And yet again, the driver seemed PO’ed when I just blew right on by. Now, this individual with his large dog sticking 3/4 out the window, surrounded by two tons of steel frame, an air bag and a seat belt, may have felt entirely safe stopping dead in the road and he may have known that there were no cars coming soon behind him but I, hanging out to dry on a frail bike, had no way of knowing. So sorry.
'Til Jail Do Us Part—A local homeless couple—let’s call them Mork and Mindy--do their grocery shopping in the predawn hours. They walk into a Circle K or 7-11, pick out what they want, stuff it under their shirts, then mosey back to the van where dinner is served. It usually works. Yesterday morning, however, as they were shopping for expensive power drinks and cheap honeybuns, security cameras caught the couple in the act. The vigilant clerk called the county and advised them that the van in question had pulled into the gas station just a block down the street. When he saw the po-po drive up, Mork made a break for the palmetto jungle behind the store. After a two hour manhunt with dogs and helicopter infra-red, the quarry was finally flushed from hiding. And, following a brief chase in which some serious voltage to the posterior zapped him off the wall he was scaling, Mork gave it up. Together he and Mindy were escorted to jail. Since Mindy had warrants, she clearly could expect three hots and a cot for considerable. Her hub, Mork, though, seemed more interested in his own empty belly than an extended separation from his wife.
“Thank God,” said the starved thief when told lunch would be served in a few hours. “That’s all I did was steal some honeybuns because we wuz hungry.”
Ain’t Enough—Apparently, Florida has made some feeble attempts to reduce the number of DWS’s (Driving While Senile) by annually revoking twice as many licenses for age/medical reasons as they were doing ten years ago. Well, good. Taking even one crazy and/or blind person off the roads is a net gain of one. But really! We here in Charlotte County alone have hundreds, if not thousands, who are still plowing through post office walls or driving off piers, yet still hanging on to their coveted driver’s license to crash and kill another day.
Right now, state law requires that a driver age 80 or older must have their eyes tested every six years. EVERY SIX YEARS! What kind of a friggen law. . . ? With the rapid decline of the body at that age, a person could go from passable vision to being blind as a bat in two years or less. EVERY SIX YEARS! Give me a break!

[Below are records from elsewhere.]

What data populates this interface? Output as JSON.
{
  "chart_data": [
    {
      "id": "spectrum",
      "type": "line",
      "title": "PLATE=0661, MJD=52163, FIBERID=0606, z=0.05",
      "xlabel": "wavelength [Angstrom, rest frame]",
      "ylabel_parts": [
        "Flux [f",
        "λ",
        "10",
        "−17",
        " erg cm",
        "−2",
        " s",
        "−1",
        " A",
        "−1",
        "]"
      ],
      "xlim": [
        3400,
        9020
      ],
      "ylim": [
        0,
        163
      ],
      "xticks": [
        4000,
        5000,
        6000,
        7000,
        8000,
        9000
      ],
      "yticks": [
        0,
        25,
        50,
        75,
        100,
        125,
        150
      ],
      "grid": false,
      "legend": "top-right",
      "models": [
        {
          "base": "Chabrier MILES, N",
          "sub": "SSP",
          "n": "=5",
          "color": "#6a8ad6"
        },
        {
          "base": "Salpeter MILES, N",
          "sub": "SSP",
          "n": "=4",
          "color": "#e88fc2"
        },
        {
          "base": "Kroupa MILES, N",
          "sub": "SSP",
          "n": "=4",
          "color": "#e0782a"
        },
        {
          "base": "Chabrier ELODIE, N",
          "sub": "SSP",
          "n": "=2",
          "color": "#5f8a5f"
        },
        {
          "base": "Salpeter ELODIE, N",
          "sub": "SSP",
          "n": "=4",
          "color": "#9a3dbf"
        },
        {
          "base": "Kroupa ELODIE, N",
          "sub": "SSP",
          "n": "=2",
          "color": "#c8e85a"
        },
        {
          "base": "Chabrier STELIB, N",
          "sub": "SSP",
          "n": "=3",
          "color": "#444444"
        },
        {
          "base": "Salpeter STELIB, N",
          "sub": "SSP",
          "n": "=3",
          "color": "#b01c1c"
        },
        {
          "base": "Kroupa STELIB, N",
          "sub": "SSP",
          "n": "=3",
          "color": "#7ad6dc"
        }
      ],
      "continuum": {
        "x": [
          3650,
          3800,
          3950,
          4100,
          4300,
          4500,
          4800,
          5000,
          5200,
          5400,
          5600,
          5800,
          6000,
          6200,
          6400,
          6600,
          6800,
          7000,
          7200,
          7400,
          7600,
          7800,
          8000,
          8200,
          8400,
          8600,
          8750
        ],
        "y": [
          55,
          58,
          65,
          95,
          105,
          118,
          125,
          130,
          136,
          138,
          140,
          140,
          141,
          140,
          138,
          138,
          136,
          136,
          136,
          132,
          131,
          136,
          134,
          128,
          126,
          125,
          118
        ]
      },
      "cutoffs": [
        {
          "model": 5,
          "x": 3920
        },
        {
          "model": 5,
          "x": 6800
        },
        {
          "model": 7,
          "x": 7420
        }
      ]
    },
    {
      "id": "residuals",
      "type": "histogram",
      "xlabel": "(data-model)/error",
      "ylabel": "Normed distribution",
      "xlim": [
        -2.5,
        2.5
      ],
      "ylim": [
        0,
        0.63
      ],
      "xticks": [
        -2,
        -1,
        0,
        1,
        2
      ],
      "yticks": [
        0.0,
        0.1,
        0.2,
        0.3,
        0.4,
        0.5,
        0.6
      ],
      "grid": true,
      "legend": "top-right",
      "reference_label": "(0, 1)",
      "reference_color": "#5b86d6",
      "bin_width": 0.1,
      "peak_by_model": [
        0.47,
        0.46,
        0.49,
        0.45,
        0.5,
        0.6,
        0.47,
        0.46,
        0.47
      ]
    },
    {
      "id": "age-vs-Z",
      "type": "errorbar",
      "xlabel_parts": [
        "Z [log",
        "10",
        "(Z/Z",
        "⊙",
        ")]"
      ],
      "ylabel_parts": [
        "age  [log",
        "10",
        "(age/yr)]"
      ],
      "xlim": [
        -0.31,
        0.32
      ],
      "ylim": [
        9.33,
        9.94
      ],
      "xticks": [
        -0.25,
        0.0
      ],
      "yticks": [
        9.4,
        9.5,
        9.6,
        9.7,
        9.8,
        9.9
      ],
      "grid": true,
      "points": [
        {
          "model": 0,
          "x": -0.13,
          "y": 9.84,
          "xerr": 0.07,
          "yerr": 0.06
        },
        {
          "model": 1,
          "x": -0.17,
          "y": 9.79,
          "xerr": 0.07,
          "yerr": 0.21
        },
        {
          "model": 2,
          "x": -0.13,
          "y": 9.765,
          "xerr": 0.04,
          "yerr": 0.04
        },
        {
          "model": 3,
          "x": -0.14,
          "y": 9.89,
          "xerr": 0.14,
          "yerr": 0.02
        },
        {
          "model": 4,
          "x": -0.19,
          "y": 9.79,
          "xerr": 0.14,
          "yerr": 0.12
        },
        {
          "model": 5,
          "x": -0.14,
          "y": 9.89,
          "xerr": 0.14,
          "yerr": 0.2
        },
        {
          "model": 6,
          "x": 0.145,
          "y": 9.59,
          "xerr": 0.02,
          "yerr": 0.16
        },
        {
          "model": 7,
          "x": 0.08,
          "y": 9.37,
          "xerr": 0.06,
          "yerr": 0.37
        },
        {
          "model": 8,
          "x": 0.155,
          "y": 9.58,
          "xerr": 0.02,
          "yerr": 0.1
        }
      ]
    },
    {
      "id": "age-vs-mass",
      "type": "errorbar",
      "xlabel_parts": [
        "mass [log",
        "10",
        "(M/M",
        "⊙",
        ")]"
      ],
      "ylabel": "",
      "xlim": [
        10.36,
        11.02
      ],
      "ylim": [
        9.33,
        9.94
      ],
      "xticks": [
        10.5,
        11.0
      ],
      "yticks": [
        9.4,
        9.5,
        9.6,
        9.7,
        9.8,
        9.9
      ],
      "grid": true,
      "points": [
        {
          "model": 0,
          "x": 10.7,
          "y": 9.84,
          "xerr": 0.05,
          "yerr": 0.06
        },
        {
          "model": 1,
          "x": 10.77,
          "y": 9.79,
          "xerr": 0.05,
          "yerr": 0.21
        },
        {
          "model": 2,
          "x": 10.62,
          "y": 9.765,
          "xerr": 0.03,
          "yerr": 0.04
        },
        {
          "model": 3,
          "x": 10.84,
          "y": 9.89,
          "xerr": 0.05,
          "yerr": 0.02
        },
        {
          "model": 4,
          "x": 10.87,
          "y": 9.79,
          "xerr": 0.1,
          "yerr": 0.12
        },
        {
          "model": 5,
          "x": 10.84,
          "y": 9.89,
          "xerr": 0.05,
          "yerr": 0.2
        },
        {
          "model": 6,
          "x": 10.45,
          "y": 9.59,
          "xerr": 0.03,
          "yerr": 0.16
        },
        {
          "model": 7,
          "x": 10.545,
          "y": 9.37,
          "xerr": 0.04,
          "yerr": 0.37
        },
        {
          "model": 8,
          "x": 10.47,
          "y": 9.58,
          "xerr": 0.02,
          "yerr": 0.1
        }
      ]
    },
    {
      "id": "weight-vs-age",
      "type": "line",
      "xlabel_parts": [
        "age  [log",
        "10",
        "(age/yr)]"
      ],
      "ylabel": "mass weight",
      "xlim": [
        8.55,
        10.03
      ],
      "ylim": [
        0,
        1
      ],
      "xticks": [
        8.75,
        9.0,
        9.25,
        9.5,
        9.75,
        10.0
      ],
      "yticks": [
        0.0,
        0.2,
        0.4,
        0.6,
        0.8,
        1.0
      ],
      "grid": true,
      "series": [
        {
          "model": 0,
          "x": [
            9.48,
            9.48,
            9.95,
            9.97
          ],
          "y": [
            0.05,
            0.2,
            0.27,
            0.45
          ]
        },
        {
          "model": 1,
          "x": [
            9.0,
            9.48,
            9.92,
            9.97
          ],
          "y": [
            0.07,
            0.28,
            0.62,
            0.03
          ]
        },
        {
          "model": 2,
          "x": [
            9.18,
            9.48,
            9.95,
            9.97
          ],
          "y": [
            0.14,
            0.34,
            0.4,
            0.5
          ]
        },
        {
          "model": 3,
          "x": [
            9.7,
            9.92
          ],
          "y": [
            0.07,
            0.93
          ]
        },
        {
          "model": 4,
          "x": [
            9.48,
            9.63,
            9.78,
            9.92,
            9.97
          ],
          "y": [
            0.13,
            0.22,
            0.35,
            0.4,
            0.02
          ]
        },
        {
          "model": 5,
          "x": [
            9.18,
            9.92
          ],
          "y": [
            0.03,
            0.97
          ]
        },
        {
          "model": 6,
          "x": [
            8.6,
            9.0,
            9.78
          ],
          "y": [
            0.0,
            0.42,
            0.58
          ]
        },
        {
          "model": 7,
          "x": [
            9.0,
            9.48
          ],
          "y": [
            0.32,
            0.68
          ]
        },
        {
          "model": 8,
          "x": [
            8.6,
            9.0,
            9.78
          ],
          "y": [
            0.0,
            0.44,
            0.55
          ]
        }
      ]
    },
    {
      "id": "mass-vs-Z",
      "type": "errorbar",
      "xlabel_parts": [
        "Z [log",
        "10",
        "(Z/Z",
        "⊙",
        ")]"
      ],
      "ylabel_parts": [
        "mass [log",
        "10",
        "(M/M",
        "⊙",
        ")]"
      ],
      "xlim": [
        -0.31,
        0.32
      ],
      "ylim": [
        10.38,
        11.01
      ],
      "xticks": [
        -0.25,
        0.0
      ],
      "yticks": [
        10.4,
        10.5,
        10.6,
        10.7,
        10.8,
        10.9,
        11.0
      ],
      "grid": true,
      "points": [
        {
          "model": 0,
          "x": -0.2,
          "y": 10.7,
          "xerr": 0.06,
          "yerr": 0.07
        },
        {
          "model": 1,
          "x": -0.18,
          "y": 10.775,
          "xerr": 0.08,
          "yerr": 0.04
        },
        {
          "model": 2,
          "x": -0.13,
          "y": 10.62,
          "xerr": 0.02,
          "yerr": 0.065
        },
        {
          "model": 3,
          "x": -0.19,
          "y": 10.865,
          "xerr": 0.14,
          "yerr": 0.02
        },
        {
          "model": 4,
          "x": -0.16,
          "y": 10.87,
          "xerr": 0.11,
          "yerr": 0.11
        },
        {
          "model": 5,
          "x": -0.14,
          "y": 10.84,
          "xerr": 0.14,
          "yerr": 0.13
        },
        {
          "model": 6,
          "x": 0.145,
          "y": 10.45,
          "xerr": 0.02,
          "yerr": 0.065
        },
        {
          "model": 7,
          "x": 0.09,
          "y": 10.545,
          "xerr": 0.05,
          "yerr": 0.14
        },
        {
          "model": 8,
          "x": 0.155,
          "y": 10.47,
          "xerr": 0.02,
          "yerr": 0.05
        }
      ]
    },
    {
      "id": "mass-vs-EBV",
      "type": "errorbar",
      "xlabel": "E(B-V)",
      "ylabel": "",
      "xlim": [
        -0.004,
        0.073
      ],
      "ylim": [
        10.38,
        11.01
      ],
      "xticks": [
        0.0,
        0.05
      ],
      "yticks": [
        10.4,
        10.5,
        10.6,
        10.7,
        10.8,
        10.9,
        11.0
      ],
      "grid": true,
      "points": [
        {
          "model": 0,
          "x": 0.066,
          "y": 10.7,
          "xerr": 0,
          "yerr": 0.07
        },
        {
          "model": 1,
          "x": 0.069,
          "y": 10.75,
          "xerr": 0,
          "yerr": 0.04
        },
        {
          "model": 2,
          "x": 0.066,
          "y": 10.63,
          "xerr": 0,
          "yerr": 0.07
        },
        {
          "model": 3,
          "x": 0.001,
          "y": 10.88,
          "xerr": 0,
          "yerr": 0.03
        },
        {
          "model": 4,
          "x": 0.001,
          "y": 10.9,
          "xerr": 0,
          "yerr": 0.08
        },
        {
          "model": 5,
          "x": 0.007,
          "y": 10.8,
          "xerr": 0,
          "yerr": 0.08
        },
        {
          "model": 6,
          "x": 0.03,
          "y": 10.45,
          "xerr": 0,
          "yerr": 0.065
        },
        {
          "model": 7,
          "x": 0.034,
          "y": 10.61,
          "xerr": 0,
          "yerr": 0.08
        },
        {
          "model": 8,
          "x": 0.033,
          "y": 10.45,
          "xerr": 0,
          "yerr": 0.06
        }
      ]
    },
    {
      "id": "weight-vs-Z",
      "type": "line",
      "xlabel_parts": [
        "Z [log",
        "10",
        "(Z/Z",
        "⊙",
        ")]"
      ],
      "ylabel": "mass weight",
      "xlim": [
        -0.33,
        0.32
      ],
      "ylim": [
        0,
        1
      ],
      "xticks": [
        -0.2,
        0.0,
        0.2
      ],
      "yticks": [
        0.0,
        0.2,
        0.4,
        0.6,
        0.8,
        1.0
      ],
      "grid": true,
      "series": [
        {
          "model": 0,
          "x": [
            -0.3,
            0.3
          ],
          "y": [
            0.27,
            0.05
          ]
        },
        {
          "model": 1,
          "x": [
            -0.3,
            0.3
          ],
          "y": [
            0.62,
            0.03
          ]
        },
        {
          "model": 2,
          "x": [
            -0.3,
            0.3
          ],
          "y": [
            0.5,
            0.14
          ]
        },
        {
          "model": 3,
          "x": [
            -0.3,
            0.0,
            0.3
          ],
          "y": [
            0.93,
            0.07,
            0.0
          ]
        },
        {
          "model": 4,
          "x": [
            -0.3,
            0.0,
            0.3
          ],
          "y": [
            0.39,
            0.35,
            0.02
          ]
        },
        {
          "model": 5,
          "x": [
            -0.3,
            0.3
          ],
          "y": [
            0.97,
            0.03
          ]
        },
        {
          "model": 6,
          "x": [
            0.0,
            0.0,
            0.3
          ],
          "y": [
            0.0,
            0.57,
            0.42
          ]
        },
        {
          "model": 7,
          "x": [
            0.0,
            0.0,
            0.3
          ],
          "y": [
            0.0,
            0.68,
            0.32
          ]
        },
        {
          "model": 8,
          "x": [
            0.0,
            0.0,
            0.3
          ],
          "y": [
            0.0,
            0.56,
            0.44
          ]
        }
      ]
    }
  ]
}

And as for dementia . . . ha! One Florida woman’s case is typical. Her husband, a former professional, is deep in the throes of Alzheimer’s. Although she has tried to get the attention of the state, the wheels of bureaucracy creak slowly at best, or fall off completely, at worst. Recently, the husband plucked the car keys from his wife’s purse then drove to a nearby hardware store . . . in his underwear. As of this writing, the man still has a valid driver’s license.
For Example—Last Sunday was a gorgeous day and 65-year-old Bob Schneider of here in Englewood was enjoying every minute of it. Normally Bob’s wife, Mia, would be with him on the big Harley but today the loving “soul mate” was busy at home. She expected Bob back by six. Up the same road a piece, 89-year-old Evert Gustafsson pulled up to a stop sign. Since he didn’t see any other cars coming Evert pulled out into both lanes of the highway. Of course, the elderly driver didn’t see the motorcycle. Of course, the motorcycle slammed into the car. Of course, Bob didn’t make it home that evening. Of course, Mia Schneider is now a widow. Of course, the driver of the car and his 86-year-old wife were uninjured. And, of course, that’s the end of the story.
For what's it worth, Bob was wearing a helmet.